Quelles cochonneries ces maladies! J’ai eu les deux à la naissance de mon premier enfant.
Heureusement, le baby blues m’a tellement fait pleurer dans des circonstances étranges que j’ai fini par en rire. J’étais heureuse, mais je pleurais sans raison. Le présentateur de nouvelles disait : «Bonsoir mesdames et messieurs», j’éclatais en sanglots! Mon chum me racontait une blague à table. Je riais. Il se penchait pour ramasser sa fourchette. Je pleurais! Il oubliait de me regarder avant de partir au travail: mes yeux s’embuaient. J’observais mes dents dans le miroir: ma machine à pleurer se mettait en larmes. Sans raison (mes dents étaient très belles!) Heureusement, on a vite identifié le coupable alors mon homme et moi avons fini par en rire. M. Baby blues est allé voir ailleurs si j’y étais. J’en garde même un souvenir amusé.
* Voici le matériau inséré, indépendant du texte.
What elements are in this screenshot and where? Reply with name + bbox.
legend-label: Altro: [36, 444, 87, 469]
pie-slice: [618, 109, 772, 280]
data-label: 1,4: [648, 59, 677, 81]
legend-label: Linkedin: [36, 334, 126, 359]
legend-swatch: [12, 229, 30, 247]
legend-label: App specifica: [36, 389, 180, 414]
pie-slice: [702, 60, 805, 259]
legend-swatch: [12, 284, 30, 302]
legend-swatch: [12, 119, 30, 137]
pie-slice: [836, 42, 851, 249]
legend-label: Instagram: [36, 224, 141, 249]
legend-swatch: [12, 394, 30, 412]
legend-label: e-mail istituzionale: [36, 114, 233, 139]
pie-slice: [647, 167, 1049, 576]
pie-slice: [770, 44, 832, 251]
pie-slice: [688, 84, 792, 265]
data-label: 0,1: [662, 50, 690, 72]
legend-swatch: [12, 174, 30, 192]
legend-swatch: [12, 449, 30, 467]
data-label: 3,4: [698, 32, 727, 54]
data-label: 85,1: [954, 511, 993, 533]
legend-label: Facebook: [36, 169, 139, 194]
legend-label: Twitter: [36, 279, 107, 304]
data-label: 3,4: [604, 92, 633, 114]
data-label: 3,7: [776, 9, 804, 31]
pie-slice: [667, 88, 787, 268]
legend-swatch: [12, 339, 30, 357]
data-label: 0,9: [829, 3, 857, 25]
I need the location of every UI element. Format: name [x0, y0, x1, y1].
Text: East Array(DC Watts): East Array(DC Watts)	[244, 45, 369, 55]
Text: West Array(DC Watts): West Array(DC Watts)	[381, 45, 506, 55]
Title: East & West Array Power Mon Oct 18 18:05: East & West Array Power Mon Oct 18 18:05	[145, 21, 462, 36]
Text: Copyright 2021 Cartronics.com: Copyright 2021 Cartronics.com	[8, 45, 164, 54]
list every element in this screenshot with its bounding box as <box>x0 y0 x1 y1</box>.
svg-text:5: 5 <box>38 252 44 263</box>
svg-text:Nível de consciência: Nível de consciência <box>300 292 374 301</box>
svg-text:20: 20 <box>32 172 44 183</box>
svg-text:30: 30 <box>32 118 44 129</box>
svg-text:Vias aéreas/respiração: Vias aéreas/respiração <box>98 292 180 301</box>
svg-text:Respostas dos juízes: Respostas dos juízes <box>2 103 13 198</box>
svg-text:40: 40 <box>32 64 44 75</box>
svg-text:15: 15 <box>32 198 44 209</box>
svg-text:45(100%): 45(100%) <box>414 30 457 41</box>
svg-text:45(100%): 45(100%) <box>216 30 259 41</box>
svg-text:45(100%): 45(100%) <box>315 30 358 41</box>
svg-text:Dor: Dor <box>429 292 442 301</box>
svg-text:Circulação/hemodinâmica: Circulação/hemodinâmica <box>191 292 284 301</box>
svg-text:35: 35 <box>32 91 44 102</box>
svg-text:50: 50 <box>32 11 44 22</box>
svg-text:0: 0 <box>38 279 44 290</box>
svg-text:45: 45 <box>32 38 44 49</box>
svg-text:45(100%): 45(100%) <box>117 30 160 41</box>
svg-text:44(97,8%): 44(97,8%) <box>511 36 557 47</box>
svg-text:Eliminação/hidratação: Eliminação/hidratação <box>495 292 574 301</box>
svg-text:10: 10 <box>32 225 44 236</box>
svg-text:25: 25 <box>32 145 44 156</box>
Pour la dépression, c’est autre chose. Cette petite sournoise s’est infiltrée discrètement dans ma vie sans que je m’en aperçoive. Un jour, j’avais moins d’énergie, l’autre, je me trouvais moins jolie. Enfermée à la maison avec mon bébé, j’ai fini par penser que j’allais passer ma vie à changer des couches et faire le ménage à la maison avec mon ventre mou! Je sortais très peu. Aucune famille pour m’aider. Aucune activité extérieure. Comme j’avais un beau bébé en santé que j’aimais profondément, j’ai essayé de prendre sur moi. Je n’ai rien dit. J’ai souri. J’ai fait croire aux autres que tout allait bien.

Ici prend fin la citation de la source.